Now, more than 40 years on, Barenboim's mature presence and authority cast a very different, and far more intimate, spell. Serving as both pianist and conductor, Barenboim delivers a double whammy — phrasing and weight are gauged exactly to his specifications. The Staatskapelle Berlin (the orchestra of the Berlin State Opera) is a chamber-sized ensemble of just about 30 musicians, but there's nothing small or precious about these performances.
Barenboim takes a sculpted, muscular approach to the concertos, and the moments he creates are quite poignant. Take, for example, the poignant narrative he and his musicians create in the slow movement of the Fourth Concerto. The orchestra bears down in full, fierce darkness on the piano's still, small light — and the last moments are utterly heartbreaking.
As befits Beethoven, it's not all darkness, though. Graciousness and joy flood the uptempo movements, as in the concluding Rondo of the Concerto No. 1. In a more driving performance, it's easy for the soloist to lose track of the main theme's good humor and lightness, but Barenboim brings out its good humor:
The sound is very, very present — you'll feel like you're sitting right amidst the orchestra players — but quite dry. If you like to hear all the small details of a performance rather than a fuzzy, warm wash of sound, this engineering will please you.
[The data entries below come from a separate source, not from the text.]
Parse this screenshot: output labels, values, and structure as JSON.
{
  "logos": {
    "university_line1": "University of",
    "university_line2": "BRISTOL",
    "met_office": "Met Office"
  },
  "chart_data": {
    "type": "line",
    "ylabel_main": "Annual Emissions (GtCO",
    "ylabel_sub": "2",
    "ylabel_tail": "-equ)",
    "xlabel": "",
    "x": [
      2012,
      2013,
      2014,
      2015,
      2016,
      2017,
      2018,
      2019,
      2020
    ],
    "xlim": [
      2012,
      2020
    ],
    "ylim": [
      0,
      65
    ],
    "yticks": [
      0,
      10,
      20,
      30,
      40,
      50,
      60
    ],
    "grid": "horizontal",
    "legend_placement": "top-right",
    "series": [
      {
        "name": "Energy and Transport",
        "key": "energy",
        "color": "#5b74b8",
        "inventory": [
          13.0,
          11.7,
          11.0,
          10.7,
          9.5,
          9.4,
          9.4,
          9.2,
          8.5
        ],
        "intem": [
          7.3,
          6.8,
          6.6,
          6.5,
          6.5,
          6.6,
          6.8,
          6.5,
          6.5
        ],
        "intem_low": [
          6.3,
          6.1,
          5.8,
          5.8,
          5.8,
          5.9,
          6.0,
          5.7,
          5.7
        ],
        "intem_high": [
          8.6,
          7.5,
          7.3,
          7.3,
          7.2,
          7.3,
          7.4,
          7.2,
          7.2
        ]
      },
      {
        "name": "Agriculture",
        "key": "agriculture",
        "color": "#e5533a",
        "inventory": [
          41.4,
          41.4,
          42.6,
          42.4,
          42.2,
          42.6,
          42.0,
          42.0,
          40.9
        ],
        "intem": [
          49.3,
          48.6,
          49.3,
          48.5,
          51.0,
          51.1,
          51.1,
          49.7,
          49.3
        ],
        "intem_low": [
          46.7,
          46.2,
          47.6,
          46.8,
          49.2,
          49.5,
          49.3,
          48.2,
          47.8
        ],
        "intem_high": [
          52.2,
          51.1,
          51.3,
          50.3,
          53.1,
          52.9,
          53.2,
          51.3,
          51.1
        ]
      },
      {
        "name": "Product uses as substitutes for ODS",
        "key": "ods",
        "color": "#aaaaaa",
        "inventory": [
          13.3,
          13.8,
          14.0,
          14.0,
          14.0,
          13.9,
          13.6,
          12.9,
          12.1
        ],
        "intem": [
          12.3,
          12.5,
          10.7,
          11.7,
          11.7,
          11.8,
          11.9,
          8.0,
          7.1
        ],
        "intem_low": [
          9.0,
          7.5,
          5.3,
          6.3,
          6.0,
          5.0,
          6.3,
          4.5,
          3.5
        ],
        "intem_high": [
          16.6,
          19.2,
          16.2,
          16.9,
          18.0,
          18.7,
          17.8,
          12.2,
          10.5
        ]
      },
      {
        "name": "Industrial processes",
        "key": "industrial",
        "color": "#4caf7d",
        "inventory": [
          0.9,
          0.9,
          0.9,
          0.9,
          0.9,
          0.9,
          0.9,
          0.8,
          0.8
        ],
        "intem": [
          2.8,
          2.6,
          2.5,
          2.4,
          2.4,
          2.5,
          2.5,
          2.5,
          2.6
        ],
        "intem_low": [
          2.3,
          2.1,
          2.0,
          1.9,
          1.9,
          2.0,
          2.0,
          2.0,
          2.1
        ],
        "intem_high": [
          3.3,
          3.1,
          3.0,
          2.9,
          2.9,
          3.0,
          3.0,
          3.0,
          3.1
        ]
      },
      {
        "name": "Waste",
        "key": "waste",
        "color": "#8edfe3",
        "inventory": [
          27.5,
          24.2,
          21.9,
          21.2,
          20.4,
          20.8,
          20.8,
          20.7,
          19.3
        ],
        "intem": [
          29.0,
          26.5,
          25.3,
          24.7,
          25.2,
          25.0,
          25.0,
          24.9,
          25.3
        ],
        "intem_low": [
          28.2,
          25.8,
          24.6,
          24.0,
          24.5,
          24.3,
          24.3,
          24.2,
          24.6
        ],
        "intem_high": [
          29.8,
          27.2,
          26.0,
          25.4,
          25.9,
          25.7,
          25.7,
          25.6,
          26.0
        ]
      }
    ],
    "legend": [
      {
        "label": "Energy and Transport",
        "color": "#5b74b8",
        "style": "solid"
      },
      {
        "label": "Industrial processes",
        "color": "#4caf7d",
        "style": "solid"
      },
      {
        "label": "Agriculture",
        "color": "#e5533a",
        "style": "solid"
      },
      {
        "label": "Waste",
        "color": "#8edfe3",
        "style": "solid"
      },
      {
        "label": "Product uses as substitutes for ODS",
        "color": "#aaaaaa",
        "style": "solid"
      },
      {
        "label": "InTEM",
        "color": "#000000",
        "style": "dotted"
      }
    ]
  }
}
This set is part of Barenboim's much larger "Beethoven for All" project — which includes recordings of all nine symphonies with his West-Eastern Divan Orchestra and the complete piano sonatas. But these recordings of the piano concertos, made live at the 2007 Ruhr Piano Festival in Germany, are not quite a new release; they were apparently released on DVD back in 2007 on EuroArts.